The European Commission presented its long-awaited proposal to revise the EU Emissions Trading System (ETS) Directive, but the Malta Business Bureau (MBB) is insisting for better safeguards for island states.
The ETS is the world’s first carbon market, launched in 2005, and remains one of the largest globally. It requires polluters to pay for their greenhouse gas (GHG) emissions, bringing overall EU emissions down while generating revenue to finance the clean transition. However, there have been issues raised with how it is carried out, including by representatives from Malta.

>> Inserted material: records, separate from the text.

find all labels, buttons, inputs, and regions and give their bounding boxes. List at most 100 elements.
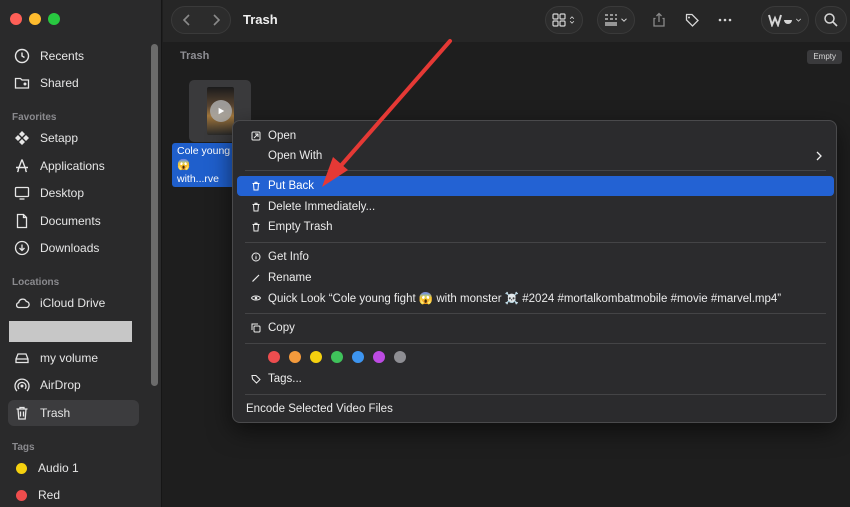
info-icon [249,250,263,264]
updown-chevron-icon [569,16,575,24]
menu-item-rename[interactable]: Rename [237,268,834,288]
grid-view-icon [552,13,566,27]
window-controls [10,13,60,25]
wondershare-extension-button[interactable] [761,6,809,34]
menu-item-put-back[interactable]: Put Back [237,176,834,196]
download-icon [13,239,31,257]
menu-item-label: Encode Selected Video Files [246,403,393,415]
path-label: Trash [180,50,210,62]
applications-icon [13,157,31,175]
search-button[interactable] [815,6,847,34]
sidebar-tag-red[interactable]: Red [8,482,139,507]
shared-folder-icon [13,74,31,92]
forward-button[interactable] [201,12,230,28]
sidebar-item-label: Recents [40,49,85,63]
tag-color-orange[interactable] [289,351,301,363]
menu-item-quick-look[interactable]: Quick Look “Cole young fight 😱 with mons… [237,288,834,308]
tag-color-purple[interactable] [373,351,385,363]
menu-item-label: Quick Look “Cole young fight 😱 with mons… [268,293,782,305]
sidebar-section-locations: Locations [12,277,60,288]
menu-item-copy[interactable]: Copy [237,318,834,338]
toolbar: Trash [163,0,850,42]
menu-item-delete-immediately[interactable]: Delete Immediately... [237,197,834,217]
menu-separator [245,343,826,344]
tag-color-red[interactable] [268,351,280,363]
search-icon [824,13,838,27]
setapp-icon [13,129,31,147]
view-mode-button[interactable] [545,6,583,34]
menu-item-label: Rename [268,272,312,284]
tag-color-green[interactable] [331,351,343,363]
sidebar-item-shared[interactable]: Shared [8,70,139,96]
airdrop-icon [13,376,31,394]
sidebar: Recents Shared Favorites Setapp Applicat… [0,0,162,507]
group-by-button[interactable] [597,6,635,34]
menu-item-get-info[interactable]: Get Info [237,247,834,267]
share-icon[interactable] [651,12,667,28]
file-name-label[interactable]: Cole young 😱 with...rve [172,143,236,187]
sidebar-item-airdrop[interactable]: AirDrop [8,372,139,398]
tag-color-gray[interactable] [394,351,406,363]
menu-item-encode-video[interactable]: Encode Selected Video Files [237,399,834,419]
zoom-button[interactable] [48,13,60,25]
menu-item-label: Delete Immediately... [268,201,376,213]
eye-icon [249,291,263,305]
back-button[interactable] [172,12,201,28]
menu-item-empty-trash[interactable]: Empty Trash [237,217,834,237]
context-menu: Open Open With Put Back Delete Immediate… [232,120,837,423]
chevron-down-icon [621,18,627,22]
tag-color-yellow[interactable] [310,351,322,363]
empty-button[interactable]: Empty [807,50,842,64]
sidebar-item-label: AirDrop [40,378,81,392]
sidebar-scrollbar[interactable] [151,44,158,386]
menu-item-open-with[interactable]: Open With [237,146,834,166]
trash-icon [249,220,263,234]
trash-icon [249,200,263,214]
sidebar-item-label: my volume [40,351,99,365]
menu-item-label: Get Info [268,251,309,263]
menu-item-label: Open With [268,150,323,162]
menu-item-label: Open [268,130,297,142]
sidebar-item-label: Setapp [40,131,79,145]
sidebar-item-icloud-drive[interactable]: iCloud Drive [8,290,139,316]
sidebar-item-applications[interactable]: Applications [8,153,139,179]
sidebar-item-trash[interactable]: Trash [8,400,139,426]
sidebar-section-tags: Tags [12,442,35,453]
minimize-button[interactable] [29,13,41,25]
pencil-icon [249,271,263,285]
sidebar-tag-audio-1[interactable]: Audio 1 [8,455,139,481]
menu-item-label: Tags... [268,373,302,385]
menu-separator [245,313,826,314]
file-name-line-2: 😱 with...rve [177,159,220,185]
clock-icon [13,47,31,65]
menu-separator [245,170,826,171]
action-buttons [643,6,741,34]
desktop-icon [13,184,31,202]
sidebar-item-label: Downloads [40,241,100,255]
sidebar-item-desktop[interactable]: Desktop [8,180,139,206]
tag-icon[interactable] [684,12,700,28]
sidebar-item-label: Documents [40,214,101,228]
chevron-right-icon [212,14,220,26]
menu-separator [245,242,826,243]
sidebar-item-documents[interactable]: Documents [8,208,139,234]
redacted-location [9,321,132,342]
tag-color-blue[interactable] [352,351,364,363]
close-button[interactable] [10,13,22,25]
cloud-icon [13,294,31,312]
more-icon[interactable] [717,12,733,28]
menu-separator [245,394,826,395]
sidebar-item-label: iCloud Drive [40,296,106,310]
sidebar-item-downloads[interactable]: Downloads [8,235,139,261]
drive-icon [13,349,31,367]
menu-item-tags[interactable]: Tags... [237,369,834,389]
tag-color-dot [16,489,27,501]
menu-item-open[interactable]: Open [237,126,834,146]
nav-buttons [171,6,231,34]
sidebar-item-label: Desktop [40,186,85,200]
document-icon [13,212,31,230]
sidebar-item-my-volume[interactable]: my volume [8,345,139,371]
sidebar-item-setapp[interactable]: Setapp [8,125,139,151]
sidebar-item-recents[interactable]: Recents [8,43,139,69]
sidebar-item-label: Applications [40,159,105,173]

The review was tasked by European Council conclusions of 19th March 2026, with reducing the volatility of the carbon price and mitigating its impact on supply chain costs, while preserving the ETS's role in the climate transition. “It nonetheless falls short of proposing tangible measures which will reduce costs for maritime and aviation operators,” the MBB, which is the EU business advisory organisation of The Malta Chamber and the Malta Hotels and Restaurants Association, said.
The Malta Business Bureau (MBB) calls for the re-design of EU ETS to deliver for all Member States, especially those in the periphery. MBB said it has proposed concrete amendments to prevent disproportionate harm to Malta and other island Member States. “In line with MBB amendments, the Commission has proposed a reduction in the transhipment activity threshold from 65% to 50% providing relief for Maltese transhipment against North African ports.”
MBB’s CEO Mario Xuereb said: “MBB supports ambitious decarbonisation, but the structural realities of island states, higher transport and energy costs, limited economies of scale, and import dependence, must be reflected in the design of the EU ETS. Without targeted safeguards, the reform risks overburdening Malta with the costs of decarbonisation, without reaping any of the benefits.”
Malta, as an island Member State with no land connection to the rest of the Single Market, depends entirely on maritime and air links for the movement of goods and people. The MBB has repeatedly flagged that vessels carrying the majority of goods consumed in Malta return to the mainland more than half empty, meaning the full ETS cost is absorbed disproportionately across the round trip. “Decarbonisation measures in both sectors are far from being feasible to be implemented, and until then, Malta will be left to foot the bill,” the MBB says.
It said it has submitted concrete textual amendments to the Commission, including partial derogation from the maritime ETS surrender obligation for routes serving small islands with no fixed link to the mainland, and an equivalent free allocation for aviation to and from island airports of less than 10,000 km².
“MBB had also proposed extending the definition of a ‘neighbouring container transhipment port’ from 300 to 1,000 nautical miles, alongside lowering the threshold from 65% to 50%, which was accepted. While the Commission did not extend the radius itself, it introduced a further anti-evasion safeguard: any port within 150 nautical miles of an EU port with adequate transhipment infrastructure, will now qualify as a ‘neighbouring transhipment port’ regardless of its transhipment share. MBB welcomes this additional layer of protection against the relocation of transhipment activity to nearby non-EU ports.”
MBB’s Brussels-based Nigel Caruana said: “This ETS review is the first real test of the Commission’s commitment to tailor policies to island realities. The measures MBB has proposed would mitigate the impact on essential connectivity while preserving the environmental integrity of the system.”